A Rabat, on a également une lecture unique : faire de l’autonomie non pas un slogan, mais un cadre politique lisible, tout en multipliant les signaux (infrastructures, investissements étrangers, ouverture de représentations diplomatiques…) qui ancrent les provinces du Sud dans les chaînes de valeur mondiales. 

Fin de l’ambiguïté

Reste l’angle mort : Alger. Le président Abdelmadjid Tebboune persiste à conditionner tout règlement du conflit à un référendum d’autodétermination, formule obsolète que plus personne au Conseil de sécurité ne voit praticable ni juridiquement, ni démographiquement, encore moins techniquement. Il répète que l’Algérie «n’impose rien» et «acceptera ce que les Sahraouis accepteront». Mais chacun sait où se prennent les décisions qui déterminent la ligne du Polisario. 
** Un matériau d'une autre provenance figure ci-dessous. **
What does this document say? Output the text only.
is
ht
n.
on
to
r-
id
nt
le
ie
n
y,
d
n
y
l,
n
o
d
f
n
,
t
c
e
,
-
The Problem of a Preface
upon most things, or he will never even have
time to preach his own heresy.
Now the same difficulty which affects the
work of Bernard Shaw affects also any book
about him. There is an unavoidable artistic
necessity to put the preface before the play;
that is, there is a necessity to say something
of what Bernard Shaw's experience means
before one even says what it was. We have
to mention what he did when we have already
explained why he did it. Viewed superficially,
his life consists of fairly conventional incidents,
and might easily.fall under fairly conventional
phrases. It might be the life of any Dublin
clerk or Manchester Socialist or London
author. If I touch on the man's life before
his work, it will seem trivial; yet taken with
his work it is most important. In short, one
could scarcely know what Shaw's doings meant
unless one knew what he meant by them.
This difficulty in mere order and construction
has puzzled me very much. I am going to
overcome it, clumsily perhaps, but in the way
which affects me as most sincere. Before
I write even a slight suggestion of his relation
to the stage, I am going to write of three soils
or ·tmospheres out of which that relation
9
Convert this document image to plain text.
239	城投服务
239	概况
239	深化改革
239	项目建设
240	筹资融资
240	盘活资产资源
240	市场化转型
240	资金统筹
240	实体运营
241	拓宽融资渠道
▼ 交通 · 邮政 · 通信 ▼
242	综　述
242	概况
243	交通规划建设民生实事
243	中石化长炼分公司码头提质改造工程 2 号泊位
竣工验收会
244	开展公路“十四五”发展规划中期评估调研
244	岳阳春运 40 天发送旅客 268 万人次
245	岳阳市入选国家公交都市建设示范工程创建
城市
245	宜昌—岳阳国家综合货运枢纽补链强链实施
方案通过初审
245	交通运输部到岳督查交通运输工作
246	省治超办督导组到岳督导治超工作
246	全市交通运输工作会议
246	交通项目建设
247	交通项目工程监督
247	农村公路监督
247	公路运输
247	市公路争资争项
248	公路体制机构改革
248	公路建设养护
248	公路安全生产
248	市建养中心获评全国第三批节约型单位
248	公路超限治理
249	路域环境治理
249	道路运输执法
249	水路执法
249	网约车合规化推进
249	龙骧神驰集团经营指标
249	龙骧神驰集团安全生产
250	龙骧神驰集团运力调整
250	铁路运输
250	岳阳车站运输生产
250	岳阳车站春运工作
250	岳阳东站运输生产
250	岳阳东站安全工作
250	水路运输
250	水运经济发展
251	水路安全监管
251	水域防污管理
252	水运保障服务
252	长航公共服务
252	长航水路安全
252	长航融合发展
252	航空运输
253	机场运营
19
De Mistura, là encore, a choisi la clarté : Agenzia Nova rapporte qu’il a demandé à Alger d’«aider le Polisario à privilégier la voie politique» et d’abandonner la posture de confrontation. Ce rappel est légitimé par le fait que les accrochages sporadiques dans les zones tampons nourrissent le risque d’un engrenage. La Minurso demeure aujourd’hui l’ultime pare-feu. Raison pour laquelle de Mistura plaide pour son maintien, «même sous un format réduit». 

Dans ce contexte, le coût stratégique du statu quo est plus élevé pour Alger que pour Rabat. Pourquoi ? Parce que la dynamique internationale consolide, mois après mois, la position marocaine : autonomie sous souveraineté. C’est ce que disent, chacun à leur manière, Washington, Paris, Londres, Madrid, ainsi que de nombreux partenaires africains.

La dynamique est donc bien là. Le verrou, lui, est chez le voisin. Plus l’Algérie s’accroche au référendum-totem, plus elle s’isole de la grammaire diplomatique qui s’impose partout ailleurs. Plus elle retarde une négociation quadripartite, plus elle se condamne à discuter demain dans un rapport de forces moins favorable. 

A l’inverse, sa participation pleine et entière à un cycle de discussions crédibles ouvrirait la voie à une sortie par le haut : une solution politique dont elle serait co-auteur, et peut-être enfin la possibilité d’avoir un Maghreb où l'on parlera émergence économique, mobilité, sécurité collective… 

Alger a tout à gagner après un demi-siècle à nourrir les faux débats autour du Sahara marocain et à s’essayer à travestir l’Histoire.